Zibb

Design Idea

Open-door alarm prevents accidental defrosts

Circuit helps save a lab freezer or temperature chamber's contents.

Tom Lyons Fisher, Juniata College, Huntingdon, PA; Edited by Brad Thompson and Fran Granville -- EDN, 2/1/2007

Laboratory refrigerators and freezers often contain very valuable materials. Some units include overtemperature alarms that typically don’t sound until thawing has already damaged the units’ contents or sound when no one is around to hear the warning. Rather than a power outage, the most frequent cause of thawing disasters involves a failure on someone’s part to properly close the freezer’s door. This Design Idea describes an alarm that provides a timely open-door warning that can prevent an expensive incident.
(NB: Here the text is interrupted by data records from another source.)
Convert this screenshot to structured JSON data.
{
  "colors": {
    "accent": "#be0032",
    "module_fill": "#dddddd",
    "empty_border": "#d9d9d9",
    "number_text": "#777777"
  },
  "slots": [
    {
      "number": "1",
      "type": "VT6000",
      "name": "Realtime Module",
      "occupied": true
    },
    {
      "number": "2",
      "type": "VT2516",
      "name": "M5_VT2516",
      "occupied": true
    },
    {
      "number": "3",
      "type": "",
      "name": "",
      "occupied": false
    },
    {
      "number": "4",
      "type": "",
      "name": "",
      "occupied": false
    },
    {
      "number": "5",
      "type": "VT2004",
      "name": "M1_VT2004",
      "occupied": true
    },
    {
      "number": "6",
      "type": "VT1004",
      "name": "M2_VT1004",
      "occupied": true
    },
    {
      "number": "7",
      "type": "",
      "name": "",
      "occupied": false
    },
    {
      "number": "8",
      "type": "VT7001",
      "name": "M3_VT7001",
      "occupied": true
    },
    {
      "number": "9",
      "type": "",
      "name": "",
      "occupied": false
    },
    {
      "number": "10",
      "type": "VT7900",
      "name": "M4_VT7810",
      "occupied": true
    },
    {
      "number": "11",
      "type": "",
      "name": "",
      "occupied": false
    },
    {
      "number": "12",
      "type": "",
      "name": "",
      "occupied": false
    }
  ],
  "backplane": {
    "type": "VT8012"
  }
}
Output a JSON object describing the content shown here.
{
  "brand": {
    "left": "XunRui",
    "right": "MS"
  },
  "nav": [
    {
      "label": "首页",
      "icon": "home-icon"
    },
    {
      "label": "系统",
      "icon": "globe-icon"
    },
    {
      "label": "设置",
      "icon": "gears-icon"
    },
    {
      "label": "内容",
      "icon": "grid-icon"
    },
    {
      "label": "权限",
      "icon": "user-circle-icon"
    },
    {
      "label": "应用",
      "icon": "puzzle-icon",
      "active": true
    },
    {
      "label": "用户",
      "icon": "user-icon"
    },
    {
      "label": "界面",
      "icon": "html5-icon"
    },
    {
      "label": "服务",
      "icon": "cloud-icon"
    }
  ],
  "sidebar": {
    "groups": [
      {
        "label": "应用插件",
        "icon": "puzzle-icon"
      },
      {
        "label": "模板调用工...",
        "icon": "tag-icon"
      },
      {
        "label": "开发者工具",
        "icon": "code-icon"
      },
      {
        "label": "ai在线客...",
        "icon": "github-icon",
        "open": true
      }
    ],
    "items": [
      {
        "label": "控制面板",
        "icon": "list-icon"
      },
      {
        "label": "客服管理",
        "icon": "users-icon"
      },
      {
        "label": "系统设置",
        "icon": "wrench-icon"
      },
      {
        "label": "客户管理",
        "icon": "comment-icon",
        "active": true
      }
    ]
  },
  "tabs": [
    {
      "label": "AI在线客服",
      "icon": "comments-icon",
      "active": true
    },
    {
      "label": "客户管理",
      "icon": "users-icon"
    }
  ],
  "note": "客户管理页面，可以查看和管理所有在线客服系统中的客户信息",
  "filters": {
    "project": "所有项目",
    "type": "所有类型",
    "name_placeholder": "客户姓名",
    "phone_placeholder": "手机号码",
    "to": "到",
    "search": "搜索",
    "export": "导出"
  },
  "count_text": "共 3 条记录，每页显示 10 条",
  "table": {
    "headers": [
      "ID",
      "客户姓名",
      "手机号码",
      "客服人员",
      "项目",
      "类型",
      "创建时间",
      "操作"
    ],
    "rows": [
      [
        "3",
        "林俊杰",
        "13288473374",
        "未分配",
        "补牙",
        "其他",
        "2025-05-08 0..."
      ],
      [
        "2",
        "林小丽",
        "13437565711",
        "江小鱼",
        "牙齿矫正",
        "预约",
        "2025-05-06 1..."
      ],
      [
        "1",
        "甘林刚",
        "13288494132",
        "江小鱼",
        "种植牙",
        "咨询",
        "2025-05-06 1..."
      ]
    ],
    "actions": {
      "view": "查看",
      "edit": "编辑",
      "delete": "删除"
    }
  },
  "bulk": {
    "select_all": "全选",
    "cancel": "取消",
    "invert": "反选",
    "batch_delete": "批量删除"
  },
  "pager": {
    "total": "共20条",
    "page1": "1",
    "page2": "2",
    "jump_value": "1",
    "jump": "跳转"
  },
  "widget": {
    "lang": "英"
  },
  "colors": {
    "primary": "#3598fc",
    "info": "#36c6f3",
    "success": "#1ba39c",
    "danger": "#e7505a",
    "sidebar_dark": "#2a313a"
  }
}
A decade ago, a designer would have based this circuit on a type-555 timer IC, but, today, a small microcontroller provides a less expensive approach. The alarm in Figure 1 detects an open refrigerator or freezer door by means of a magnetic proximity switch that’s available from Radio Shack as an intrusion-alarm-system component. The circuit allows the door to remain open for a software-selectable interval—in this instance, 20 seconds—before activating a piezoelectric buzzer that conserves battery power by sounding for only 1 second of every 5.
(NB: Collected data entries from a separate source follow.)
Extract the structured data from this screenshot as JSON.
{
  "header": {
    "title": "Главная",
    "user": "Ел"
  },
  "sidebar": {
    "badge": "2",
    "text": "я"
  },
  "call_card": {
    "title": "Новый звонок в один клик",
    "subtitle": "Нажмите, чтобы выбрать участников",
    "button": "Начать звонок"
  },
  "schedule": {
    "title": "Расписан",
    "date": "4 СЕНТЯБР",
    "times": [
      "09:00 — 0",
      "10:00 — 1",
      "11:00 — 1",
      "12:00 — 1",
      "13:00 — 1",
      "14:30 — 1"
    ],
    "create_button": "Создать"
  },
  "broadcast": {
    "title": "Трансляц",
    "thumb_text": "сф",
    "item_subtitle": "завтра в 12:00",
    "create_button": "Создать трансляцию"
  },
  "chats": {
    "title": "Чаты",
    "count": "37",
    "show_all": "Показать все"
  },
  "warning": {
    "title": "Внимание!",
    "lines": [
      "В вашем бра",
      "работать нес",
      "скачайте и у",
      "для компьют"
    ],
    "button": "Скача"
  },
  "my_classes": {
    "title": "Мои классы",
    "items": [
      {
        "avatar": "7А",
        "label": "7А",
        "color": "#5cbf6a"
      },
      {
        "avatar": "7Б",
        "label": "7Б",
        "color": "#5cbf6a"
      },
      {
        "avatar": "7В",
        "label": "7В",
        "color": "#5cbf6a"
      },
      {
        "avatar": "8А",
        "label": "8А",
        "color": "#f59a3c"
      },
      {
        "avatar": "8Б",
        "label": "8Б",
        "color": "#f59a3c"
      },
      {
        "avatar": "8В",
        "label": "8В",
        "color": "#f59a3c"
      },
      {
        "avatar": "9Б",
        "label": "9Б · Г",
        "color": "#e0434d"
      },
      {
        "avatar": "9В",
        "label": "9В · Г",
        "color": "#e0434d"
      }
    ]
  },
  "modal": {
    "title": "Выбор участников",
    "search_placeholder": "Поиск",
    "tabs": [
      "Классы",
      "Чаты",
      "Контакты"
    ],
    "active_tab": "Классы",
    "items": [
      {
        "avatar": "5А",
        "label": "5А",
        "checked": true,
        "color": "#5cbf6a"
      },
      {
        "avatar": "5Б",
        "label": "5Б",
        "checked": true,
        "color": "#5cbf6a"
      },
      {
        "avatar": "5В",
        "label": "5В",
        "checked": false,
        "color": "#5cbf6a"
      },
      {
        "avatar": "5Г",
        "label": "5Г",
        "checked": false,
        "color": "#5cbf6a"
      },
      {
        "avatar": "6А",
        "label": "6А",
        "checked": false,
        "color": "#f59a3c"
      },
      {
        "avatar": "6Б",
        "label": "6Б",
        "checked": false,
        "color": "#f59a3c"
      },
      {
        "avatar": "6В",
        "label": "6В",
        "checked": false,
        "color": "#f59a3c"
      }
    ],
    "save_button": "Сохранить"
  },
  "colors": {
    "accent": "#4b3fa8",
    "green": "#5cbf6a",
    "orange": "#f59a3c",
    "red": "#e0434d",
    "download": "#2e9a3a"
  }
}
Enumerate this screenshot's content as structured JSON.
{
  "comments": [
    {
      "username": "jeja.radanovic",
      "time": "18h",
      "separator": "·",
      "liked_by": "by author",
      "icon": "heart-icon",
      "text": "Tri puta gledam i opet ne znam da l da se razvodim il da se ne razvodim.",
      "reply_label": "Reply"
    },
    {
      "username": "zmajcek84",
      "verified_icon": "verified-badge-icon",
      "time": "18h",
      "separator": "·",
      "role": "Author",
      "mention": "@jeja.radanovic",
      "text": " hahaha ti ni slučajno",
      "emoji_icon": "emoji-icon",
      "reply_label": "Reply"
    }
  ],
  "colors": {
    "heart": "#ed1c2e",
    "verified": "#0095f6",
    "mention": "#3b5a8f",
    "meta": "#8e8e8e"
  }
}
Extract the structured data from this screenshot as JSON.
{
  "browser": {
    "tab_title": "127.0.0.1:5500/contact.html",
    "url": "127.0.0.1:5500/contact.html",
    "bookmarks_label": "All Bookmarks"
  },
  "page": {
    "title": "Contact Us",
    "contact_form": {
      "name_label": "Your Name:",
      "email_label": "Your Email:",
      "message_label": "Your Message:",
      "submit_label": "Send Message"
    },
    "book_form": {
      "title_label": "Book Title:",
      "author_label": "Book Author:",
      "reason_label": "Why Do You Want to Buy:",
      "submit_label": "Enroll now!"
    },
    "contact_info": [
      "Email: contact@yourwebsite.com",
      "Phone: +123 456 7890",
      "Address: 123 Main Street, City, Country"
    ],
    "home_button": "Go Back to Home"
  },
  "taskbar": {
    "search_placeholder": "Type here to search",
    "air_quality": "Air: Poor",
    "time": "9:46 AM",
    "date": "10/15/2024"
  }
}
A low-dropout voltage regulator, IC1, an STMicroelectronics L4931CZ50, provides 5V regulated power for IC2, a Microchip PIC10F200. Because IC2 “sleeps” between door openings and voltage regulator IC1 consumes little quiescent current, the 9V alkaline battery that powers the circuit offers a projected life of approximately one month. When you activate the buzzer, it consumes approximately 2 mA, a drive current that’s directly available from the microcontroller’s output port. At this current level, only an unencased piezoelectric element provides a sufficiently loud warning. In high-noise environments, you can use a solid-state relay or a logic-level MOSFET to drive the buzzer directly from the 9V battery.

You can attach the normally open switches and their actuation magnets to the refrigerator or freezer using double-sided adhesive-foam tape. The switches are sensitive to magnet orientation and position, making it easy to find a mounting configuration that can detect a door that’s open by as little as 2 mm. Source code for the microcontroller is available.